Je n’ai pas oublié Crevebatard, j’étais juste en partance, en vacances. Des semaines perdue dans un village mais là vraiment un village pour de vrai, j’insiste, avec rien. Et pas de connexion internet. Du coup je suis rentrée plus tôt à la maison. Pour « travailler ».
Dix heures de train avec Violette Leduc, de quoi devenir un peu marteau. Me rendre compte que moi aussi, dans ma solitude, j’aime et je caresse les objets. Les livres surtout, on s’en serait douté. A la bibliothèque, le matin on range les livres. Je me surprends souvent à caresser certains auteurs, les traiter avec déférence, leur faire un nid douillet entre leurs voisins, bousculer autour pour qu’ils aient de la place. Par contre, quand je dois ranger Lévy, Nothomb ou Musso, je les tiens entre deux doigts, pincés, comme si j’avais peur qu’ils me contaminent. Quand j’ai quitté ma chambre chez les parents, j’ai dit « au-revoir » aux meubles, aux plantes. Au-revoir le canapé de Lille qu’elles n’aimaient pas tellement. Trop bas, trop plat. On s’attache.

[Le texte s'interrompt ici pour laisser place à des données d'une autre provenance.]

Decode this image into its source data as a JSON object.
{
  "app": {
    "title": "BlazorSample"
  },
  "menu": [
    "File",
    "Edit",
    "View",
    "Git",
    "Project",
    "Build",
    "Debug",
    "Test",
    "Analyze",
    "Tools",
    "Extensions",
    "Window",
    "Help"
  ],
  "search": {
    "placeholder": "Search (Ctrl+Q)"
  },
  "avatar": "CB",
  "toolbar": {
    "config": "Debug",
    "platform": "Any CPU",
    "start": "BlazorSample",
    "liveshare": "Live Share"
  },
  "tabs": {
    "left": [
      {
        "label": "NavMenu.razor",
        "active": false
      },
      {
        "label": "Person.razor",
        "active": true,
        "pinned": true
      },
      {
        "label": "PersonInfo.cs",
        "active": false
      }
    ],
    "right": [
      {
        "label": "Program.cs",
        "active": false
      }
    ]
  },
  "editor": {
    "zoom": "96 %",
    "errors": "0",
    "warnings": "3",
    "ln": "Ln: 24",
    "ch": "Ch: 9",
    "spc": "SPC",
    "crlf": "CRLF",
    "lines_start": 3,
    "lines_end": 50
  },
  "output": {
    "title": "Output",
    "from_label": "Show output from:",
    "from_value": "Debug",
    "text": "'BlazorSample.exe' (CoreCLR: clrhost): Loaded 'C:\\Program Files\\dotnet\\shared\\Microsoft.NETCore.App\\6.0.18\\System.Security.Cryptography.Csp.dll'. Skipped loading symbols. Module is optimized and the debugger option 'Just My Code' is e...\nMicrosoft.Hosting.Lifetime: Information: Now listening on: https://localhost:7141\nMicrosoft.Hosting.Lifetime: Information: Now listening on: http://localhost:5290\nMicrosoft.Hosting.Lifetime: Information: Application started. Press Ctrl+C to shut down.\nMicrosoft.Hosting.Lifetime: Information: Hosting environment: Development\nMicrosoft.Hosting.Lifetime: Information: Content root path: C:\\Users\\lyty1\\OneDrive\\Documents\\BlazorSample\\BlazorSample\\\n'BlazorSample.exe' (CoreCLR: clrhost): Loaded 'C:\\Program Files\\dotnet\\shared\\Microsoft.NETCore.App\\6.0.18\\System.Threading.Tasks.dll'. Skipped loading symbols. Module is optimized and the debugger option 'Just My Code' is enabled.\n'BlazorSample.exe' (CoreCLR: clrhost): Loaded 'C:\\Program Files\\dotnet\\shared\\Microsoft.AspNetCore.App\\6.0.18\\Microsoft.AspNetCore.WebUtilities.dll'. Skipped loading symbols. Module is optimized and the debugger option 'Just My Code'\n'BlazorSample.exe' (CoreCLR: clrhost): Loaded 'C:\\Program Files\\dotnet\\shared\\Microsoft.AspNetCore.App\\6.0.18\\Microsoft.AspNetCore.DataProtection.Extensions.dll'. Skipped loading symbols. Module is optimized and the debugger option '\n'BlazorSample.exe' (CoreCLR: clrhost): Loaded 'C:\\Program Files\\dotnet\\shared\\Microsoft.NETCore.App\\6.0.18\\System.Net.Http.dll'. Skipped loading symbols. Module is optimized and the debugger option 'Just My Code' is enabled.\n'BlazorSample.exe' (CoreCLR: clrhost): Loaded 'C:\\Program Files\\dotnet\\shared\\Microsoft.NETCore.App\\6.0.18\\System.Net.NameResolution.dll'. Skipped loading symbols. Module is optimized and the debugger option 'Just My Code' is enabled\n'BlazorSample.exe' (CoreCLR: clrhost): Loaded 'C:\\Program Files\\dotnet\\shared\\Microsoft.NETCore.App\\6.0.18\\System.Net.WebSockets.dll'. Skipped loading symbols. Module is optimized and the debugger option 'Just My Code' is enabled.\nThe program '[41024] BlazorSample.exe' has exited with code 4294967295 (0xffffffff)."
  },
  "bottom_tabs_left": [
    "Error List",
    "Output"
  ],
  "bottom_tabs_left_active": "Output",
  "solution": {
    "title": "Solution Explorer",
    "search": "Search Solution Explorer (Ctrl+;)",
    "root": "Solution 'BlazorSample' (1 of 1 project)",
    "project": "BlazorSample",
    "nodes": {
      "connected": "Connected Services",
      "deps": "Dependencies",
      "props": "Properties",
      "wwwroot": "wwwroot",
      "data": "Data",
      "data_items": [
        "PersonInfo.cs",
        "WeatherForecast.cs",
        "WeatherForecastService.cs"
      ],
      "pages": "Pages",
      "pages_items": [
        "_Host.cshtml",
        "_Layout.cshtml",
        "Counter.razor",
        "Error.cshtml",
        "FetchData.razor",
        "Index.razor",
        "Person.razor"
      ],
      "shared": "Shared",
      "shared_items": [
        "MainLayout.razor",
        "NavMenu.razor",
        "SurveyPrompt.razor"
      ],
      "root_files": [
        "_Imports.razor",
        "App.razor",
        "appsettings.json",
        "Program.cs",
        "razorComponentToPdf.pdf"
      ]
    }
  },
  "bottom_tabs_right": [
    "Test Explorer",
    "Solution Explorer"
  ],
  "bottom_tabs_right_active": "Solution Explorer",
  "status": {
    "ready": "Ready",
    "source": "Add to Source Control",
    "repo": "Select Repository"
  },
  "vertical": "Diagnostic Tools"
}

Maintenant que je suis rentrée je peux vous faire part de mes dernières interrogations. De mes doutes. Avant tout chose, sur le doute. J’ai longtemps eu un peu honte de tous ces doutes, toutes ces questions, ces incertitudes, ces incapacités à me prononcer si ce n’est à me décider. Une de mes plus cuisantes humiliations d’enfance ; une réflexion d’une camarade qui disait que je n’avais pas de personnalité. Puis je le cultive ce doute, il me fait réfléchir, penser, avancer. Et surtout il me fait écrire. C’est pour cela que j’en parle là. Comme d’un orgueil, peut-être si je peux me permettre. Le dernier numéro du Magazine Littéraire (on a les références qu’on peut) titre : « Le doute : ce sont les certitudes qui rendent fou ». Plus loin : « Je doute donc j’écris ? » Et bien oui, évidemment. Et de citer Kant : « On mesure l’intelligence d’un individu à la quantité d’incertitudes qu’il est capable de supporter. » Petite victoire. Mais ça fait toujours plaisir.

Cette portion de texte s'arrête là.